Questo è un brano dell'intervista di Giangiacomo Schiavi per il Corriere della sera a Renzo Piano sul tema della ricostruzione dopo il terremoto. Terremoto, Renzo Piano: «Incentivi e bonus casa per mettere in sicurezza l’Italia fragile»
Sono convinto che una figura come Renzo Piano debba essere ascoltata, indipendentemente dalla condivisibilità o meno delle sue proposte.
Certamente la sua presa di posizione da' la possibilità di ampliare il dibattito, l'ennesimo, sul post-terremoto. Piano riprende le inascoltate mozioni di geologi, ingegneri, architetti e costruttori sul tema, ahimè diffuso in tutto il territorio nazionale, della prevenzione dei rischi sismici e sulla necessità di svolgere sul patrimonio edilizio esistente un'analisi diagnostica seria ed approfondita. Propone di intervenire, dove possibile, con strumenti tecnici simili alla microchirurgia con il "cantiere leggero". Propone anche di utilizzare i bonus fiscali incentivanti per la mesa in sicurezza sismica delle abitazioni.

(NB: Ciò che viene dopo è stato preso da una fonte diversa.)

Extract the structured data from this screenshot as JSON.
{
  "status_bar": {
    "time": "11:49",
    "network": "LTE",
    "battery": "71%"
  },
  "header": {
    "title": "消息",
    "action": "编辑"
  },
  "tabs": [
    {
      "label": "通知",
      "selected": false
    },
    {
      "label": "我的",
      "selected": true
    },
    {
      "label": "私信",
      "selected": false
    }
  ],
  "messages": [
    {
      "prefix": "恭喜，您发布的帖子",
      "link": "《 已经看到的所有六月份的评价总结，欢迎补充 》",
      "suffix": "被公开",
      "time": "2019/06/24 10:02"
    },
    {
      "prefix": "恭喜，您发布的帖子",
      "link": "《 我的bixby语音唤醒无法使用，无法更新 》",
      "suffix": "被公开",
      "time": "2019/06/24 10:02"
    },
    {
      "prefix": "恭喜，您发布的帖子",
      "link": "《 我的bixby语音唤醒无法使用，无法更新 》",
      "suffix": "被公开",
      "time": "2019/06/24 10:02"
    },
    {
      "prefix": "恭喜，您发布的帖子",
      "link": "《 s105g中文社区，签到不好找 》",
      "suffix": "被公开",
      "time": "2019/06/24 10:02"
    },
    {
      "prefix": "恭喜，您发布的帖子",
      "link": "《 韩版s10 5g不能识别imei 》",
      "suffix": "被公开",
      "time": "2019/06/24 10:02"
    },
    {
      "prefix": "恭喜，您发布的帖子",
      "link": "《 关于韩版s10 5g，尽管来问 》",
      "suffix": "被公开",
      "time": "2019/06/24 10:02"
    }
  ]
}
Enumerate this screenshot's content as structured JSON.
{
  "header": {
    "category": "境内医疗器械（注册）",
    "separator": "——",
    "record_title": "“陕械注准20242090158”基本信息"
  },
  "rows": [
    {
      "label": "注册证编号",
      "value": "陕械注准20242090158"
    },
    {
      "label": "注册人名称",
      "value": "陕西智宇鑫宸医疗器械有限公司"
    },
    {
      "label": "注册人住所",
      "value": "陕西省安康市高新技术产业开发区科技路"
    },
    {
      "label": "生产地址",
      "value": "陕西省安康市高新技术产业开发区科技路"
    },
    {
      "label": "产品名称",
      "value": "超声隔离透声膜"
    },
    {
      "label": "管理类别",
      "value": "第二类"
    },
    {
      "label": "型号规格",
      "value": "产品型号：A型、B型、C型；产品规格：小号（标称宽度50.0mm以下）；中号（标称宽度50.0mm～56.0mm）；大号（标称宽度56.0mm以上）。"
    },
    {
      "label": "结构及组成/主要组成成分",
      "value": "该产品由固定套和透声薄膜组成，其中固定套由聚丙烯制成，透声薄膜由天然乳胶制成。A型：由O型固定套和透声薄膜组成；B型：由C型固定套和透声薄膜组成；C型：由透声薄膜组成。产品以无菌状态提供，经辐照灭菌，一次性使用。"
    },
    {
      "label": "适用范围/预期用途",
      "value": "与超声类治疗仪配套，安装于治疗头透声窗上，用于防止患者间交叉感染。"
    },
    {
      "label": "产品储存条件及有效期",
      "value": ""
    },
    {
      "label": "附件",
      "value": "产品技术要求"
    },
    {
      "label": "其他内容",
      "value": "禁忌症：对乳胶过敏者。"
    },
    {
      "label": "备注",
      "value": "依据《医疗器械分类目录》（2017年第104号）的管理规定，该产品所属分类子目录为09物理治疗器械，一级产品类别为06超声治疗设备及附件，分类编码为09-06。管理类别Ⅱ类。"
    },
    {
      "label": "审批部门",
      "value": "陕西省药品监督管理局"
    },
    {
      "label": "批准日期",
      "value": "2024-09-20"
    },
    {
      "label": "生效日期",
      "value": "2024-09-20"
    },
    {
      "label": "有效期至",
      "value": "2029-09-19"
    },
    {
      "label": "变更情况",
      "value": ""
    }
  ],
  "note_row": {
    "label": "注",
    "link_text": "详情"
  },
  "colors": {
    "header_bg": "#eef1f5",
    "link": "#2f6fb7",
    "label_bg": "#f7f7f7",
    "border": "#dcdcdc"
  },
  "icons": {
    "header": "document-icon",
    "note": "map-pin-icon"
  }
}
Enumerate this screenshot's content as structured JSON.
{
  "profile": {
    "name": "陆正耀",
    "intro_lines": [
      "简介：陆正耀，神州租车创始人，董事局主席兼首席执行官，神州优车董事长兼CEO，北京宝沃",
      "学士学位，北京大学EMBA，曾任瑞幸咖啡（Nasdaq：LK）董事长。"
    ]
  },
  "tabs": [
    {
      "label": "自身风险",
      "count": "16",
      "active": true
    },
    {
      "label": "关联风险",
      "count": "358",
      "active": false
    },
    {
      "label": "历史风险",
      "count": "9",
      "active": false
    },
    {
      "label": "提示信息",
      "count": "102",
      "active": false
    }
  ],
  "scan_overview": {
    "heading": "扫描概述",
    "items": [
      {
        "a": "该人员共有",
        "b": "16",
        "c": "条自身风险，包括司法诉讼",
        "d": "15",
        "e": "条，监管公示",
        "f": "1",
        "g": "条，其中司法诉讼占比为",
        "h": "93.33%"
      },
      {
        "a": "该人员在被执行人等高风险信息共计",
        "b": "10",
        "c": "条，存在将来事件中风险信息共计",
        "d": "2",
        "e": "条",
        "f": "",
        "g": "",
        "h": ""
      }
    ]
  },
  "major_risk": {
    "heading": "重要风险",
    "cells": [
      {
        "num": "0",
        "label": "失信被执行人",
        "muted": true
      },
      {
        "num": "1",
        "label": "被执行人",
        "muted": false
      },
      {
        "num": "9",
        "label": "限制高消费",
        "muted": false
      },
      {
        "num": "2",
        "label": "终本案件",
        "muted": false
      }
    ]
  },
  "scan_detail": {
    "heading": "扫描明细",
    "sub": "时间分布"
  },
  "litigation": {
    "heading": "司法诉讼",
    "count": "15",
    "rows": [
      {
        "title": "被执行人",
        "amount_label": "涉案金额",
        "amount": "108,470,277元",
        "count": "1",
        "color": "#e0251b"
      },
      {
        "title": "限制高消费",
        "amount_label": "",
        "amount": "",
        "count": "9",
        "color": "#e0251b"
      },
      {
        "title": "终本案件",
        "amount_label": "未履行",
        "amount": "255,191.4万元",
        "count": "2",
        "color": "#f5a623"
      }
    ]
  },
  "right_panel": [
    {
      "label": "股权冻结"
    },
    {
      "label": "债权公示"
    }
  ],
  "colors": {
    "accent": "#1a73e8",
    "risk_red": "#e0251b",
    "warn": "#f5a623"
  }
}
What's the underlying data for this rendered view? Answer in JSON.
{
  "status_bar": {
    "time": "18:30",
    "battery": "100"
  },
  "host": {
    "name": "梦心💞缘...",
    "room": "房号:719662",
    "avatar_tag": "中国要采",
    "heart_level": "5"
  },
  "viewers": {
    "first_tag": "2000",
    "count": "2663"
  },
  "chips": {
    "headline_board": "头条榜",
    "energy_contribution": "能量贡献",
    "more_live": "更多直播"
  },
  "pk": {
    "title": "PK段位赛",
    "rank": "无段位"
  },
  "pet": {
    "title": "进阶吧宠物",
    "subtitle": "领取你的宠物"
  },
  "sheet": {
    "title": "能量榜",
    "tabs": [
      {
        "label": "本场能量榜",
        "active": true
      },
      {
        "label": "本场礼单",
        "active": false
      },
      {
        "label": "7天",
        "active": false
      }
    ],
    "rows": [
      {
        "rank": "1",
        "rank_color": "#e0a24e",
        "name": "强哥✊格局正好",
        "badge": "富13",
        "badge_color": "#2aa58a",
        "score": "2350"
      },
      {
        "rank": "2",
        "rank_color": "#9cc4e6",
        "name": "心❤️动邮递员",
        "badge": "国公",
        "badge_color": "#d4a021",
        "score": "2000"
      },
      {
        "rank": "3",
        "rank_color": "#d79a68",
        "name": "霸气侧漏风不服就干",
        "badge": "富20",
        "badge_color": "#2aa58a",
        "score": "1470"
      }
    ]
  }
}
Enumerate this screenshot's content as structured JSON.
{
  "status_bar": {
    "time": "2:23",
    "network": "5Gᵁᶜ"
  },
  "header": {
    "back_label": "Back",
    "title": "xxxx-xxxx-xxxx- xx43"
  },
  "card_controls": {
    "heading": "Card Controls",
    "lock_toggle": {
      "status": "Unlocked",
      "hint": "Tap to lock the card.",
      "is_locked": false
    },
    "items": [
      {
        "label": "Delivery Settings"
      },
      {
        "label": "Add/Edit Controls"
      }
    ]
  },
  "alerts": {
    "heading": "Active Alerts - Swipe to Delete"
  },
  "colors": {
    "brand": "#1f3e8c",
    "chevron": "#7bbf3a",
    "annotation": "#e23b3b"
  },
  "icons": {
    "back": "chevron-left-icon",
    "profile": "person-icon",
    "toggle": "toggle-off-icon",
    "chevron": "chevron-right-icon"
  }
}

Ermete Realacci, presidente della VIII Commissione Ambiente della Camera, e Giuseppe Marinello, presidente della XIII Commissione Ambiente del Senato hanno dichiarato: “Primi passi sono stati mossi anche per favorire la messa in sicurezza in chiave antisismica delle abitazioni: l’ecobonus, la detrazione fiscale del 65% dei costi dei lavori, è stato esteso anche a questa tipologia di interventi. Adesso bisogna rafforzarlo ed estenderlo agli interi edifici, alle strutture pubbliche e alle imprese”. http://www.ediltecnico.it/adeguamento-sismico-detrazione-65-mappa-comuni-italiani/
Fin qui, nulla da obiettare. Come non essere d'accordo. L'affermazione di Renzo Piano poi, sui tempi della ricostruzione "Non si fa in un paio d’anni. Servono due generazioni. O anche più. D’altra parte la natura ragiona su tempi molto più lunghi." coincide con le affermazioni del vituperato Guido Bertolaso che parlava di un minimo di dieci anni per la ricostruzione del centro storico a L'Aquila.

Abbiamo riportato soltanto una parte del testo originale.